Step 7: event manager applet ReEnableLoopback0
Creates and names the EEM applet. The name (ReEnableLoopback0) is arbitrary but should be descriptive. This enters (config-applet) mode where you define the trigger and actions.
Step 8: event syslog pattern "Interface Loopback0, changed state to administratively down "
Defines the trigger condition. EEM monitors syslog in real time and fires the applet when this pattern matches.
- The trailing space after "down" is intentional — it ensures the pattern matches the real message precisely and avoids false partial matches.
- If skipped: The applet has no trigger and never runs.
- If the pattern is wrong: The applet silently never fires — very hard to debug.
Step 9: action 1.0 cli command "enable"
The applet runs in a limited context by default (not full privileged access). This explicitly elevates to enable mode so subsequent commands have permission to change interface state.
If skipped: The conf t command in action 2.0 will fail — you can't enter global config without privilege level 15.
Step 10: action 2.0 cli command "conf t"
Enters global configuration mode. Required before you can configure an interface.
Step 11: action 3.0 cli command "interface Loopback 0"
Navigates to the Loopback0 interface context so the next command applies to the right interface.
Step 12: action 4.0 cli command "no shutdown"
The actual remediation — re-enables the interface. This generates another syslog message (changed state to up), which does not match the trigger pattern, so the applet doesn't loop.
Step 13: end
Exits config mode and returns to privileged exec. Required before saving.
Step 14: wr (write memory)
Saves the running config to NVRAM. Critical for the lab — configurations not saved are lost on reload. In production, this also ensures the applet survives reboots.

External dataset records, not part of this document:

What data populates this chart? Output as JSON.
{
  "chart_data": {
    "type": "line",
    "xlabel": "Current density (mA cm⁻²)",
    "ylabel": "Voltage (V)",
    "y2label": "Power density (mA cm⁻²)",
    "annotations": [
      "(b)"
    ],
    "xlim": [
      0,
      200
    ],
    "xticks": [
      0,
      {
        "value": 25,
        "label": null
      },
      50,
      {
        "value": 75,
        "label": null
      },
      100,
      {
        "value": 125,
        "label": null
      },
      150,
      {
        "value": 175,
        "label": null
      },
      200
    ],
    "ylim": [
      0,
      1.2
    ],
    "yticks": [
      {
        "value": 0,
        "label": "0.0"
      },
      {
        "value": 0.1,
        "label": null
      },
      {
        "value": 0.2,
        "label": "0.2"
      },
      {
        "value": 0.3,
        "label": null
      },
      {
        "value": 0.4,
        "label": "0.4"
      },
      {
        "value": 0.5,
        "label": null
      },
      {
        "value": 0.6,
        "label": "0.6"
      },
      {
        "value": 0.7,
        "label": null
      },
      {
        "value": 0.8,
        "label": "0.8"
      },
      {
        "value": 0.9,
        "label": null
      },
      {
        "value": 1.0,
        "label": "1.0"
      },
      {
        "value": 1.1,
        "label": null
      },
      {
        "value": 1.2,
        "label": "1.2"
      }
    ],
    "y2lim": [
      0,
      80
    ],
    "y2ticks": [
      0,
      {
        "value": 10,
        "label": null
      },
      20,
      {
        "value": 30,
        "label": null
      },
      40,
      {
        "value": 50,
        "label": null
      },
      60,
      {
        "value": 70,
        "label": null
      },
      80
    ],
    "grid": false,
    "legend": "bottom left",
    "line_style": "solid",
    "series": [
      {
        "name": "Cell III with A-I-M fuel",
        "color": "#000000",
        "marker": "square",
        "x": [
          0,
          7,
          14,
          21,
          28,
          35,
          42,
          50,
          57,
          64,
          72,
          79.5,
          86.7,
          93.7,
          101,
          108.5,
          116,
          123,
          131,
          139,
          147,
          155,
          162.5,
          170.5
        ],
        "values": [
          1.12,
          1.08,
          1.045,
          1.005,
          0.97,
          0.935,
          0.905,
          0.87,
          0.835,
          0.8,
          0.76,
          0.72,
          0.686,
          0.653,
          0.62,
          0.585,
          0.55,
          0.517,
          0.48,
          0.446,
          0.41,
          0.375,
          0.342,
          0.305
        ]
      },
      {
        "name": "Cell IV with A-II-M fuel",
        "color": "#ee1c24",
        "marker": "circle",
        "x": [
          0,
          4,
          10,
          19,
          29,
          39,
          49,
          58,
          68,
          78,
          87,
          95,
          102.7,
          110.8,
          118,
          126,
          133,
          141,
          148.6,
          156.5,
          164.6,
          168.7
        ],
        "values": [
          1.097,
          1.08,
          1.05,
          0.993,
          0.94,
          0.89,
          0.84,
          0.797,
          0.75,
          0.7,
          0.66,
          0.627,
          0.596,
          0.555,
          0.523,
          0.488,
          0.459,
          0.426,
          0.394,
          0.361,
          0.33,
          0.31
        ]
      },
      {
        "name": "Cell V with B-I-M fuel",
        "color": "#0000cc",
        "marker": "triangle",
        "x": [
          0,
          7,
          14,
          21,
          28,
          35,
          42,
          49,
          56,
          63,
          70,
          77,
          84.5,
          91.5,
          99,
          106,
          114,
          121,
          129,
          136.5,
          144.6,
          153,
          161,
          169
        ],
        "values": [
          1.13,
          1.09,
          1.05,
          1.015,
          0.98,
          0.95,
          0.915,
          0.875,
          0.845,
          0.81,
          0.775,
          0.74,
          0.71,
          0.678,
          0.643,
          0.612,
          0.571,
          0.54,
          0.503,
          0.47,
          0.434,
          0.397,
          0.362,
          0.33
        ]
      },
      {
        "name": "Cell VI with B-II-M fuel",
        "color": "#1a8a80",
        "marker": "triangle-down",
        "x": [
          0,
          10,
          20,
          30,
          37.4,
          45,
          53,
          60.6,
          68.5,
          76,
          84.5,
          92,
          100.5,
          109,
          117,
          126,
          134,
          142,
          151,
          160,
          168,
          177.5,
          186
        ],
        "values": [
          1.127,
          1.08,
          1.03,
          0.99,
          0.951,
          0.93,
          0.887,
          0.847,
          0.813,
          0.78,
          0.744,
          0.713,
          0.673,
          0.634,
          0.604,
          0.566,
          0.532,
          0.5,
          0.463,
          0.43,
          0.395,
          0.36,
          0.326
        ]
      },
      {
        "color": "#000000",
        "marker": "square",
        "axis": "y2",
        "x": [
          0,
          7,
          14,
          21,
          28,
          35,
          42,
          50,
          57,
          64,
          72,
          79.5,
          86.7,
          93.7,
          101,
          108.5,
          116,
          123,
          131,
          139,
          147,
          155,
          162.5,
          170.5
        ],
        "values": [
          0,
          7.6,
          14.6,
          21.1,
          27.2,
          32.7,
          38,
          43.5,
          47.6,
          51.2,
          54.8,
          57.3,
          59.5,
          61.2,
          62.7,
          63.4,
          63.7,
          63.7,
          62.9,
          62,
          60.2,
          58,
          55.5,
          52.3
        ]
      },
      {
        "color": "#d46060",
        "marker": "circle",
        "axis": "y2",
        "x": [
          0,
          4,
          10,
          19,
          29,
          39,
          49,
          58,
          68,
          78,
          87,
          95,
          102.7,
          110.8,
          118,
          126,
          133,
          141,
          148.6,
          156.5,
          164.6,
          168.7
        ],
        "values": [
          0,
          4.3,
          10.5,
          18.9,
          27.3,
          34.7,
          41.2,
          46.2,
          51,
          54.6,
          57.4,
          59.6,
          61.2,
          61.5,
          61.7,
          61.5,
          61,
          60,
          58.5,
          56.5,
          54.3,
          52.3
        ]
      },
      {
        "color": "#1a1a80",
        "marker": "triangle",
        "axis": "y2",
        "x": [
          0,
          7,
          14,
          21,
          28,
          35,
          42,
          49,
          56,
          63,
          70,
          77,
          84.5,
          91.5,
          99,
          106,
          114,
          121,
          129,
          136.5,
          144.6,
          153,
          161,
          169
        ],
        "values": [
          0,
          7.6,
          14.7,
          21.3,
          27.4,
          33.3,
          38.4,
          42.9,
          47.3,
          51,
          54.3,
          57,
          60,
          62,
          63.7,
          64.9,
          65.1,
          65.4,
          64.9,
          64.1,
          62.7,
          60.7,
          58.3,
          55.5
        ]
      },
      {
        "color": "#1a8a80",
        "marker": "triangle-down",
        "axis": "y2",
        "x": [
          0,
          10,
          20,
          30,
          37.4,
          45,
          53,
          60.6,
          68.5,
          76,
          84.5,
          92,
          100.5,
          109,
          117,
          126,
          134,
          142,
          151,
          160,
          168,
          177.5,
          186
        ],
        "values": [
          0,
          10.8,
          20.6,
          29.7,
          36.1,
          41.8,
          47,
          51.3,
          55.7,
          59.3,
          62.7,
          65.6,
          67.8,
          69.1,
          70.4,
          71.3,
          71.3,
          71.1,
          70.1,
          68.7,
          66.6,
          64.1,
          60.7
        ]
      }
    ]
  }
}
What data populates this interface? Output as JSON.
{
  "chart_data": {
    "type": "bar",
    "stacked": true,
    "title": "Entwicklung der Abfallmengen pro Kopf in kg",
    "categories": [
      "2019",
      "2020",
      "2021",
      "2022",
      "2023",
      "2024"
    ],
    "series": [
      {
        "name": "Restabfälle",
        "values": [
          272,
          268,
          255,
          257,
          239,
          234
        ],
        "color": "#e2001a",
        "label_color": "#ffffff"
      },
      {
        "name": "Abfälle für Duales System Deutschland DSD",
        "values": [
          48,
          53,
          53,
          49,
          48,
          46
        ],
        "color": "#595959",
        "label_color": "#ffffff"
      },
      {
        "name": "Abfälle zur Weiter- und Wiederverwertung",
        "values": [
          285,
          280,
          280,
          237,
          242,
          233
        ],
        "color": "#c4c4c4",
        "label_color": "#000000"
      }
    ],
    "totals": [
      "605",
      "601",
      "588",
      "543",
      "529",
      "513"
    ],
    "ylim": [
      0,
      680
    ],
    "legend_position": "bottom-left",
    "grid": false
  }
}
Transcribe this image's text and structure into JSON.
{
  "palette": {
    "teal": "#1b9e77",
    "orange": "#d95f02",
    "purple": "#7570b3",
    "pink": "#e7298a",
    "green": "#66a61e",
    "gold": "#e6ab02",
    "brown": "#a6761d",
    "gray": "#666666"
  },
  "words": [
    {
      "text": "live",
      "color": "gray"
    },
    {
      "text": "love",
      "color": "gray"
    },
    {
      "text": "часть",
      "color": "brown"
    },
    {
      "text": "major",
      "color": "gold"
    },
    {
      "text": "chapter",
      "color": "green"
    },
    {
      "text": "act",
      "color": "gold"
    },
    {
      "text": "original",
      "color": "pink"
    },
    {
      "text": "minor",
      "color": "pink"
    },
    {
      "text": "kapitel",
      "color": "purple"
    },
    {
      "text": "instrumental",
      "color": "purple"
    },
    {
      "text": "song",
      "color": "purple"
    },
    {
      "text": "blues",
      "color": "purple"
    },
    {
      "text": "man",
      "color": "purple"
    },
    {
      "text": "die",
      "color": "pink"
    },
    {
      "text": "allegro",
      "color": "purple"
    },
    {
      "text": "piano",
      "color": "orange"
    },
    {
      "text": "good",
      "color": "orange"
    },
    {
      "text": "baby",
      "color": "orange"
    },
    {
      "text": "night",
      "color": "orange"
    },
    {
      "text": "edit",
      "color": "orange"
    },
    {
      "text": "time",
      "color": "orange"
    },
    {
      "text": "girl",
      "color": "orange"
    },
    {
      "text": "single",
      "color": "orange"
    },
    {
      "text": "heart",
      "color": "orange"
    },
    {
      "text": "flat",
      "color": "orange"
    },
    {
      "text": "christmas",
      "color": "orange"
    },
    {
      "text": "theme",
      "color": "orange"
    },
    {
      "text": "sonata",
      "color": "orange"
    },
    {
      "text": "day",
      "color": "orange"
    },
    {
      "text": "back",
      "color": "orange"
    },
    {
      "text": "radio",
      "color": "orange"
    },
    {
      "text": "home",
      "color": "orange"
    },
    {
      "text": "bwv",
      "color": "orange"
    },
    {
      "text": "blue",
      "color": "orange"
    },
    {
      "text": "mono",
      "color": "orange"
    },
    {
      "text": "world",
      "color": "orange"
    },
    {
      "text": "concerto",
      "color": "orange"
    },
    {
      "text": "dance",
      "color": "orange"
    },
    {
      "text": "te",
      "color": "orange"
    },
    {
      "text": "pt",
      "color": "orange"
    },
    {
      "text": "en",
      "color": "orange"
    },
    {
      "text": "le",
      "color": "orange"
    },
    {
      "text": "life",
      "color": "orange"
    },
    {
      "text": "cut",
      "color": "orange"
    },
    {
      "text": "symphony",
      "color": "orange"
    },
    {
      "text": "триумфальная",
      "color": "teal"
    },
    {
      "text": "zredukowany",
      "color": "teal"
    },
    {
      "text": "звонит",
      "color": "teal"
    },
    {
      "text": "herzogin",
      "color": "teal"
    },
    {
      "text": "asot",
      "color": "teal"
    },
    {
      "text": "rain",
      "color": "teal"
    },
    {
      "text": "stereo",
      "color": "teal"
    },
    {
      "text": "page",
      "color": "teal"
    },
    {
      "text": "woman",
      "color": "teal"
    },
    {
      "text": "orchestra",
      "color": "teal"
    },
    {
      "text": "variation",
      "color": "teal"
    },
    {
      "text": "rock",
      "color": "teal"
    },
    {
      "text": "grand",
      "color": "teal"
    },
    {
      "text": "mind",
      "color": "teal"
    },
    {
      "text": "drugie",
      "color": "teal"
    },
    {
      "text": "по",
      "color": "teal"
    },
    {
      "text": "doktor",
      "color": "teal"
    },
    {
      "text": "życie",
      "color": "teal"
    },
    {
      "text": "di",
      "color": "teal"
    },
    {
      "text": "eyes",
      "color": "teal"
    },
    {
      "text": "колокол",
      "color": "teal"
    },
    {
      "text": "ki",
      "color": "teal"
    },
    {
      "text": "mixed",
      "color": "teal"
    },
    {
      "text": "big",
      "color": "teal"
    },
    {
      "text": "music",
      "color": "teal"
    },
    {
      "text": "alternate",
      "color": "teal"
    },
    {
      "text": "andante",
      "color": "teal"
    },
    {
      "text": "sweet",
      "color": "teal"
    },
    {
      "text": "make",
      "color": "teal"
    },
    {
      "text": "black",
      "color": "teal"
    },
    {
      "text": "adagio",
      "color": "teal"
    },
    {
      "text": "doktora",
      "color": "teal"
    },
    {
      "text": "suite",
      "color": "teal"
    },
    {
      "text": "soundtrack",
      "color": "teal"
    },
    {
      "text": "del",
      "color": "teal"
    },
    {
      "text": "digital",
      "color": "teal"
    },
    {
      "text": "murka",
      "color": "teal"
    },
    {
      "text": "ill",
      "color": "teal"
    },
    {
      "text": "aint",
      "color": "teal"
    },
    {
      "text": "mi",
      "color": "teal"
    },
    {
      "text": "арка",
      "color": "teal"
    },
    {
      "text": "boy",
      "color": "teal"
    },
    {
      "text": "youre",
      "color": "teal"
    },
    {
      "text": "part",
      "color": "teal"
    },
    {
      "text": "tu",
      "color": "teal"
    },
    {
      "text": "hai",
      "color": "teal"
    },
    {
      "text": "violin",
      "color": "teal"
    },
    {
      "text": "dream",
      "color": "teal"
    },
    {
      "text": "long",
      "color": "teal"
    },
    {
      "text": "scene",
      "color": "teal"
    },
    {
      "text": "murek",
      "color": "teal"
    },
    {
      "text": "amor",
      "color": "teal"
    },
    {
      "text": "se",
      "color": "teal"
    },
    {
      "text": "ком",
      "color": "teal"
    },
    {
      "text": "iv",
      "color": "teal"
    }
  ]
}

What Happens If Steps Are Out of Order or Skipped
| Mistake | Consequence |
|---|---|
| Skip steps 3–5 (syslog discovery) | Pattern likely has a typo; applet never triggers |
Skip action 1.0 cli command "enable" | Actions 2–4 fail silently due to insufficient privilege |
| Wrong action numbering (e.g., duplicate numbers) | Later action overwrites earlier one |
Skip wr | Config lost on reload; exam marked incomplete |
Memory Tip
Think of EEM as a security camera + guard:
event syslog pattern= the camera watching for a specific eventactionsequence = the guard's scripted response
The action commands mirror exactly what a human would type at the CLI — that's the easiest way to build them: mentally walk through the manual fix (enable → conf t → interface loopback 0 → no shutdown) and translate each step into an action line.